Ну так вот, этим пареньком был я, Марти Сувирия. Или, как меня называли, Суви-молодец. Или еще Суви-Длинноног. Вдали уже виднелись три черные остроконечные башни крепости, крытые темной черепицей. Я шагал по дороге, по обе стороны которой тянулись поля ржи, а воздух был так пропитан влагой, что, казалось, в тумане можно было разглядеть порхающих лягушат. Не прошло и четырех дней с тех пор, как монахи ордена кармелитов из Лиона исключили меня из школы. Как вы можете догадаться, за дурное поведение. У меня оставалась только одна надежда: что меня примут в Базоше в качестве ученика некоего маркиза де Вобана.
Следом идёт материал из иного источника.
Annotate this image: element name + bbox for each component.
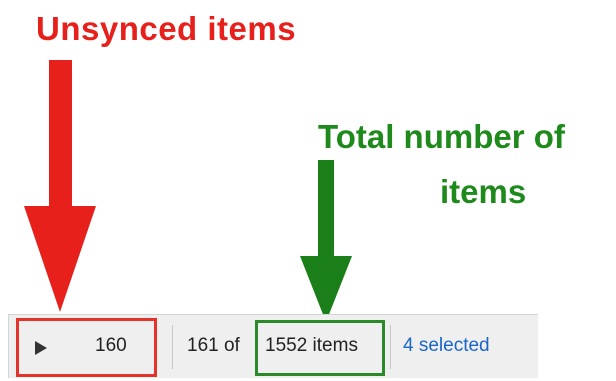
status-divider (390, 325, 391, 369)
status-divider (172, 325, 173, 369)
item-position: 161 of (187, 335, 240, 356)
selected-count: 4 selected (403, 335, 490, 356)
red-down-arrow-icon (24, 60, 96, 312)
green-down-arrow-icon (300, 160, 352, 322)
unsynced-highlight-box (16, 318, 157, 377)
total-items-highlight-box (255, 320, 385, 376)
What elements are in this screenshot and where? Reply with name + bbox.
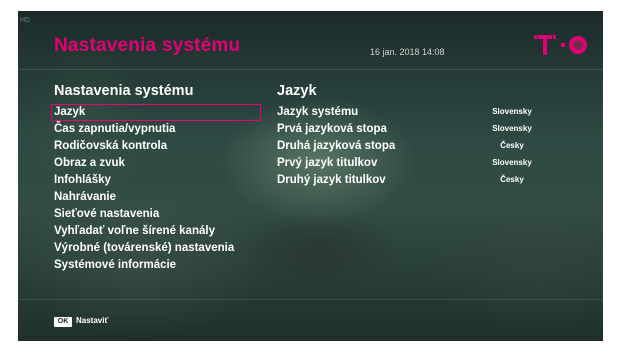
settings-menu: Jazyk Čas zapnutia/vypnutia Rodičovská kon… (51, 104, 261, 274)
setting-row[interactable]: Jazyk systému Slovensky (277, 104, 537, 121)
footer-divider (18, 299, 603, 300)
language-settings-list: Jazyk systému Slovensky Prvá jazyková stop… (277, 104, 537, 189)
setting-label: Jazyk systému (277, 106, 359, 118)
menu-item[interactable]: Výrobné (továrenské) nastavenia (51, 240, 261, 257)
setting-label: Prvá jazyková stopa (277, 123, 387, 135)
setting-row[interactable]: Druhá jazyková stopa Česky (277, 138, 537, 155)
menu-item[interactable]: Jazyk (51, 104, 261, 121)
menu-item[interactable]: Obraz a zvuk (51, 155, 261, 172)
telekom-logo-icon (534, 35, 587, 55)
setting-label: Druhá jazyková stopa (277, 140, 396, 152)
menu-item[interactable]: Systémové informácie (51, 257, 261, 274)
setting-row[interactable]: Druhý jazyk titulkov Česky (277, 172, 537, 189)
setting-value: Slovensky (492, 124, 532, 133)
date-time: 16 jan. 2018 14:08 (370, 47, 445, 57)
menu-item[interactable]: Rodičovská kontrola (51, 138, 261, 155)
detail-heading: Jazyk (277, 83, 317, 99)
ok-key-icon: OK (54, 317, 72, 327)
setting-value: Česky (500, 175, 524, 184)
menu-heading: Nastavenia systému (54, 83, 194, 99)
menu-item[interactable]: Nahrávanie (51, 189, 261, 206)
header-divider (18, 69, 603, 70)
menu-item[interactable]: Sieťové nastavenia (51, 206, 261, 223)
setting-value: Slovensky (492, 158, 532, 167)
setting-label: Prvý jazyk titulkov (277, 157, 378, 169)
setting-value: Slovensky (492, 107, 532, 116)
menu-item[interactable]: Vyhľadať voľne šírené kanály (51, 223, 261, 240)
page-title: Nastavenia systému (54, 35, 241, 56)
setting-row[interactable]: Prvý jazyk titulkov Slovensky (277, 155, 537, 172)
setting-value: Česky (500, 141, 524, 150)
ok-hint-label: Nastaviť (76, 316, 109, 325)
menu-item[interactable]: Čas zapnutia/vypnutia (51, 121, 261, 138)
hd-indicator: HD (20, 17, 31, 24)
menu-item[interactable]: Infohlášky (51, 172, 261, 189)
tv-screen: HD Nastavenia systému 16 jan. 2018 14:08… (18, 11, 603, 341)
setting-row[interactable]: Prvá jazyková stopa Slovensky (277, 121, 537, 138)
setting-label: Druhý jazyk titulkov (277, 174, 386, 186)
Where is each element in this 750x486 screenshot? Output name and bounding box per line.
Около года тому назад мой отец отправил меня во Францию, потому что политическая стабильность в испанских землях не внушала ему доверия (и если вы не отложите эту повесть, то убедитесь, что старик был весьма недалек от истины). Школа кармелитов не предназначалась для элиты, они просто зарабатывали неплохие деньги, обучая отпрысков семей не слишком бедных, но и не слишком богатых плебеев с претензиями – юношей, которые ни под каким предлогом не могли оказаться на одной скамье с настоящими аристократами. Мой отец принадлежал к той части горожан, которая в Барселоне носила официальное звание «Честный гражданин». Странные у нас титулы, не правда ли? Чтобы получить право его носить, необходимо было располагать определенной суммой денег. Мой отец с трудом ее наскреб и всегда по этому поводу сокрушался. Напиваясь, он рвал на себе волосы, восклицая: «Из всех Честных граждан я наименее честен!» (Старик настолько не понимал шуток, что так никогда и не понял собственного каламбура.)
Как бы то ни было, школа кармелитов пользовалась доброй славой. Я не буду докучать вам описанием всех моих проказ, а расскажу лишь о последней, потому что она стала каплей, переполнившей чашу их терпения.
К четырнадцати годам я был высоким и крепким парнем. Однажды ночью старшие ученики школы, и я в их числе, обошли все таверны Лиона и напились до чертиков. Никто и не вспомнил, что надо вернуться в пансион. Я в первый раз в жизни захмелел, и возлияния превратили меня в шального варвара. На рассвете кто-то из школяров предложил возвратиться к родным пенатам: одно дело опоздать, а другое – вообще не явиться. Я увидел проезжавшую карету и одним прыжком вскочил на козлы:
– Эй, кучер! В пансион кармелитов!
Бедняга пытался что-то возразить, но его слова до меня не доходили. Ничего не соображая под воздействием винных паров, я столкнул его с козел мощным ударом кулака.
– Тебе что, неохота нас отвезти? Тебе же хуже, мы сами доедем! – заорал я, схватив вожжи. – Поехали, ребята!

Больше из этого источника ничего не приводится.